The large surface area of webbing means that much of the weight-bearing material is exposed to the rock. So, it tends to fray quickly in general use, the edges are especially susceptible to wear. So, thoughtful handling and placement of slings is important. Equipment made from webbing should be inspected carefully and regularly for wear and replaced when necessary. Knots should be examined before each use. All webbing fabric is susceptible to degradation, particularly from UV rays; keep this in mind if you are considering clipping a sling or anchor that you encounter somewhere on a route.
- Smaller diameter webbing is lighter and less bulky.
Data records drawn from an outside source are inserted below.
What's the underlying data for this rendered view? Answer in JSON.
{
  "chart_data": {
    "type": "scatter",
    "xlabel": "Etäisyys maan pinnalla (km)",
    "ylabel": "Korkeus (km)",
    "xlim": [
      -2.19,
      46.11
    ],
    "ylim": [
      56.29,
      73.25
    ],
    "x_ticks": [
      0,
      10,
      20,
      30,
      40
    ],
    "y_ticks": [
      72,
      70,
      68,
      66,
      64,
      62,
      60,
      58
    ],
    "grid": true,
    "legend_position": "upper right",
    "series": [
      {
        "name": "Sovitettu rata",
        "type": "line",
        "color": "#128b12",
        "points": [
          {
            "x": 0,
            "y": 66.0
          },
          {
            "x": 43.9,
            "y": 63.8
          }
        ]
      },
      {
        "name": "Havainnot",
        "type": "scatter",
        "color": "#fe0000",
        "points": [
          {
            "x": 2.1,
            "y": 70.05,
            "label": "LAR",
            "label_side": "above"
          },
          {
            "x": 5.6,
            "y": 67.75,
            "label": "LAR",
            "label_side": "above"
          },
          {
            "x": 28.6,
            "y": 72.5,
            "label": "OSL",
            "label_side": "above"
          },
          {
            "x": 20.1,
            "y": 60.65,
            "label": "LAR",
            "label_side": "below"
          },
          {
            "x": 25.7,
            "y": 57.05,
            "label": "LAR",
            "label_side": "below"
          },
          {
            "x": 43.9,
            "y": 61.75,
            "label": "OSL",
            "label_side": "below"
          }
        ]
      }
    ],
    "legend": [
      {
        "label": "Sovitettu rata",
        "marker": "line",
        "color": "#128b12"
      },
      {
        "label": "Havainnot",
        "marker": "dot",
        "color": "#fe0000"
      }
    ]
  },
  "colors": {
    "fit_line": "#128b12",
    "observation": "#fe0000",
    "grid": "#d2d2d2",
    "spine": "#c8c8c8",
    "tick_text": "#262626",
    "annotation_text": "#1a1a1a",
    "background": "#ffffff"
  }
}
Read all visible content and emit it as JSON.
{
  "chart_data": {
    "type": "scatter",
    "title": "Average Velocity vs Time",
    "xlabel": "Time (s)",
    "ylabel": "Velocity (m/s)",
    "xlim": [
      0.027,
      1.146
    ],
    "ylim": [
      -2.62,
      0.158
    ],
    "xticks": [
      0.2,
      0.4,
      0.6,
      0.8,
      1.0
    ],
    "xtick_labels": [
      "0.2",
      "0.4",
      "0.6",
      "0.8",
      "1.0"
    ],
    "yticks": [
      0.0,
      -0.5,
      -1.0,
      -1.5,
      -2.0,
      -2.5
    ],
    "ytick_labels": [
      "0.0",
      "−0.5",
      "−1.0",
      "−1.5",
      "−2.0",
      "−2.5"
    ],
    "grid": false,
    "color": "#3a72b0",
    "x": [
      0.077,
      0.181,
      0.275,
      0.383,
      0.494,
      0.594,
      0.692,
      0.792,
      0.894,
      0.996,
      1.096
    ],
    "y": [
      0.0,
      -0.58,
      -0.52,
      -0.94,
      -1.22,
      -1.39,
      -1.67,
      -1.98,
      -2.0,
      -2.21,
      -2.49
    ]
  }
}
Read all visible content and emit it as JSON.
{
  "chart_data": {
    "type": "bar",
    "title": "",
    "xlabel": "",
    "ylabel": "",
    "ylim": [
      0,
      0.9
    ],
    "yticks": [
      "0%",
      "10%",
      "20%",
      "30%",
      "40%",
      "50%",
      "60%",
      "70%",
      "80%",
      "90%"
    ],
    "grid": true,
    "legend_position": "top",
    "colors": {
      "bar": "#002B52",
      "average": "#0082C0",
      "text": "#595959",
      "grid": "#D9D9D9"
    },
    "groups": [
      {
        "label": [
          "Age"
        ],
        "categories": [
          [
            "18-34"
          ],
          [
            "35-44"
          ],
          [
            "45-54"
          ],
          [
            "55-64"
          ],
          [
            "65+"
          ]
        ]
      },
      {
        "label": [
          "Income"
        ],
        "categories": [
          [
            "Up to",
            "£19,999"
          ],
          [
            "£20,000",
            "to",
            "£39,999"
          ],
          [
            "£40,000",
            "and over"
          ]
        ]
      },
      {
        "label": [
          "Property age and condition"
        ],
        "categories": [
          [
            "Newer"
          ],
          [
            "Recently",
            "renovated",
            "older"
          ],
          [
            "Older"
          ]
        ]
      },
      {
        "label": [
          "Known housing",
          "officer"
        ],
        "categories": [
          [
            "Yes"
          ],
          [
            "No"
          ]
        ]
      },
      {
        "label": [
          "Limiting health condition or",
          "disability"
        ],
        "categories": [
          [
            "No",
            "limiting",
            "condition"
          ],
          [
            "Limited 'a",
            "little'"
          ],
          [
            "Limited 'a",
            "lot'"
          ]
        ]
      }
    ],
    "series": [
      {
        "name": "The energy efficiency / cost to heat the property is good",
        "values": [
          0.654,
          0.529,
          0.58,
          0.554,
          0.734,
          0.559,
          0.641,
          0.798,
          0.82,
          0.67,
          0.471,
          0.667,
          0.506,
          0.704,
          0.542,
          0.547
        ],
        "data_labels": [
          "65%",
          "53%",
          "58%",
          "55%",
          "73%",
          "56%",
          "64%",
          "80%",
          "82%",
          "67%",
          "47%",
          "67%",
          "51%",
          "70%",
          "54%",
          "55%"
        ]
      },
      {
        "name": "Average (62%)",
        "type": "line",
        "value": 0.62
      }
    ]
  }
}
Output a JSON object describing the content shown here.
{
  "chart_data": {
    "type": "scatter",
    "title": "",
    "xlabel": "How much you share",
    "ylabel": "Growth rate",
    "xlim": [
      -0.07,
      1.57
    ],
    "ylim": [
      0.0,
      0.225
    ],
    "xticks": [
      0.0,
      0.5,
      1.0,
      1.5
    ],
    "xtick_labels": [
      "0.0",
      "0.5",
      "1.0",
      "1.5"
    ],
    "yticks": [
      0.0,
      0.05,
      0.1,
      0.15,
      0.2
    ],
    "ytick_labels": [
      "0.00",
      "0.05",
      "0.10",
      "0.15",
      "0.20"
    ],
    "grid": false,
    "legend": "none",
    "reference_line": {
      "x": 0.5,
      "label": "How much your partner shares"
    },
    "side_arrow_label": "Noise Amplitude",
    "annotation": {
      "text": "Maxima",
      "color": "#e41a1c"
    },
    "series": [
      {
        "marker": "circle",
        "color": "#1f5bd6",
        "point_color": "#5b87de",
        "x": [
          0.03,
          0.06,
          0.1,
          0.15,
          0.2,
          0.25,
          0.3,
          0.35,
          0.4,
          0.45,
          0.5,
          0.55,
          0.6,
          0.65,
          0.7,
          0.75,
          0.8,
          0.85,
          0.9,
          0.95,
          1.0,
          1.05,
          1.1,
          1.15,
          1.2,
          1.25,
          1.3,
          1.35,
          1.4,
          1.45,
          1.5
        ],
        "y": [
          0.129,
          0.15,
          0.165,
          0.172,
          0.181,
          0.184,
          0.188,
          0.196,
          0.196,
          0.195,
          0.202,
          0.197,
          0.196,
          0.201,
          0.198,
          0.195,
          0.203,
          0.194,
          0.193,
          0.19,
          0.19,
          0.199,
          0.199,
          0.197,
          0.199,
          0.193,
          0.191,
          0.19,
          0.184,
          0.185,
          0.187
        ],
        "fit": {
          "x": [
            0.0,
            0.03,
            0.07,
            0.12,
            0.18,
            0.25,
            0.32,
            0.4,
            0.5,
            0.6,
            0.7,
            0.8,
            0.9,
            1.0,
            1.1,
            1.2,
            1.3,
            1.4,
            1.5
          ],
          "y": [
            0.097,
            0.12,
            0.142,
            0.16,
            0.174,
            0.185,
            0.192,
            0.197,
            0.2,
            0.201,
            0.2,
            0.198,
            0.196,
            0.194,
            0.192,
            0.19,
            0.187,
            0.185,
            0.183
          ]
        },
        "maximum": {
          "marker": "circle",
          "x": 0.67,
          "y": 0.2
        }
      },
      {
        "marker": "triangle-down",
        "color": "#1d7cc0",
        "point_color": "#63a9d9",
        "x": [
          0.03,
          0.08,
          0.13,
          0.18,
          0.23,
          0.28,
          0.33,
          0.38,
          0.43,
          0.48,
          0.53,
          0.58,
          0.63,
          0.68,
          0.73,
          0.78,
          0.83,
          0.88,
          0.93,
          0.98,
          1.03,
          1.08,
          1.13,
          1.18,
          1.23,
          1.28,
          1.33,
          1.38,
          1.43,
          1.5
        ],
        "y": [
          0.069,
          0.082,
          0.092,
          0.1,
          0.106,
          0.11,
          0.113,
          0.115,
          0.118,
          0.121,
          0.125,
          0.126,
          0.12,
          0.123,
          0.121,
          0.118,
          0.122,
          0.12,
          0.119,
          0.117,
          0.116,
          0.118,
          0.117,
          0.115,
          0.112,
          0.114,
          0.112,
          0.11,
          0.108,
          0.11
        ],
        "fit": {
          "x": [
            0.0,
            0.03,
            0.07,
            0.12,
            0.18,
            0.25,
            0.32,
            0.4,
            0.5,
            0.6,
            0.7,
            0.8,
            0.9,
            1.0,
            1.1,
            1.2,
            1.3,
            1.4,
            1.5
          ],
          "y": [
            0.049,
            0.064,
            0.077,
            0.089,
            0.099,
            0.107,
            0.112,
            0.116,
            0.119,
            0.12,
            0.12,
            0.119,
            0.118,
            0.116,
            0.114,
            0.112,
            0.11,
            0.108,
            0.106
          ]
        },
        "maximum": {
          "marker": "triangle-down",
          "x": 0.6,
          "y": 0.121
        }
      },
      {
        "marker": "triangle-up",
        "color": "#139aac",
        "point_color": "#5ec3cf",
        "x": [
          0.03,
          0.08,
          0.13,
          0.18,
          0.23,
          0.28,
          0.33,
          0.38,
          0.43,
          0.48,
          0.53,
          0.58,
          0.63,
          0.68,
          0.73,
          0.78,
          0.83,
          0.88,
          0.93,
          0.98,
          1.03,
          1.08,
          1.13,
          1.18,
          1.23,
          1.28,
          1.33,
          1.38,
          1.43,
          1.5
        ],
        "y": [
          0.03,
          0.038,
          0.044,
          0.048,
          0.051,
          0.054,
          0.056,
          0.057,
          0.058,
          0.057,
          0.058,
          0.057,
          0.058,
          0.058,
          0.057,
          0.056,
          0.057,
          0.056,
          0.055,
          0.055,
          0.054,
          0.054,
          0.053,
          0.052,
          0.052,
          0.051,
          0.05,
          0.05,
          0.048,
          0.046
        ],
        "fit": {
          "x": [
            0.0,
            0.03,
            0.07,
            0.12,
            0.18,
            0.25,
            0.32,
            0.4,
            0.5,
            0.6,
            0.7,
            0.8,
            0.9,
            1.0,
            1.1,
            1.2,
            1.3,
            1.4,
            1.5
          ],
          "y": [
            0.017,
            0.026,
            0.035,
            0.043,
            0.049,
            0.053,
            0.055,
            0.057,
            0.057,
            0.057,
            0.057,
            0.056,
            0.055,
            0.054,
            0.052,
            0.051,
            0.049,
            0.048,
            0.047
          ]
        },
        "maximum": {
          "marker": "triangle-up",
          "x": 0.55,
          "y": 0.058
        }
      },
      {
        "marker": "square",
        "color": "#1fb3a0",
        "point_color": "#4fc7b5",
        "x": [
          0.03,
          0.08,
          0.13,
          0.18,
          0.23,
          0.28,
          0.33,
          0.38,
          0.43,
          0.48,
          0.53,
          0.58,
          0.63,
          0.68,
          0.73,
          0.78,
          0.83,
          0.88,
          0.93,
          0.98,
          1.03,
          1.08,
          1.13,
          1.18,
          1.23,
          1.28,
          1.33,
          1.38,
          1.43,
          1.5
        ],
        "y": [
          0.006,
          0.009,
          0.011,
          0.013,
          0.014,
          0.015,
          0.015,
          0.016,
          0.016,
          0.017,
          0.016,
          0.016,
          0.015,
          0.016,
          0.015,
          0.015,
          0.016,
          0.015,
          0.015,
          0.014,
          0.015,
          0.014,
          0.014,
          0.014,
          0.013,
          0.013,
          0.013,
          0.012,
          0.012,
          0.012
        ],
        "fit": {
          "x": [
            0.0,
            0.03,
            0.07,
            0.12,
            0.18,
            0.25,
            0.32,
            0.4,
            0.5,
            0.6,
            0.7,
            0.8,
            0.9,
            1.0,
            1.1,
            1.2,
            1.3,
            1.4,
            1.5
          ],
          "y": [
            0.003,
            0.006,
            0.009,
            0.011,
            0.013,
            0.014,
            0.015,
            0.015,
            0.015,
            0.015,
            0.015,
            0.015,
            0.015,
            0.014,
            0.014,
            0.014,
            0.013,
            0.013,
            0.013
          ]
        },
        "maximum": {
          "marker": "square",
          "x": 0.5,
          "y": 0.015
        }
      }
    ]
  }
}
Larger size webbing is usually stronger and more durable.
- Check the ratings of webbing carefully; some skinny webbing is designed for aid climbing only.
- The CE norm strength for sewn runners is 22kN. Knotted slings from spooled webbing will be weaker than this.
- The most popular nylon webbing used for climbing is tubular. Though it appears flat, it is a hollow tube that has been folded flat.
- Dyneema and Spectra® materials are lightweight, have low water absorption and high abrasion resistance, making them good choices for lightweight racks and snowy, icy settings.
- To keep track of the age of your webbing, buy a different colour when you're re-stocking, and record the date of purchase in a climbing logbook.
- If you plan to leave webbing anchors behind on a route, colours that blend with the rock are nice.
- Like rope and cord, webbing needs to be cut with a hot knife or have the ends singed and melted to prevent fraying and unravelling.
- While climbing, carry longer slings over your shoulder to keep them out of the way. If you are climbing with a pack, put the slings on after the pack.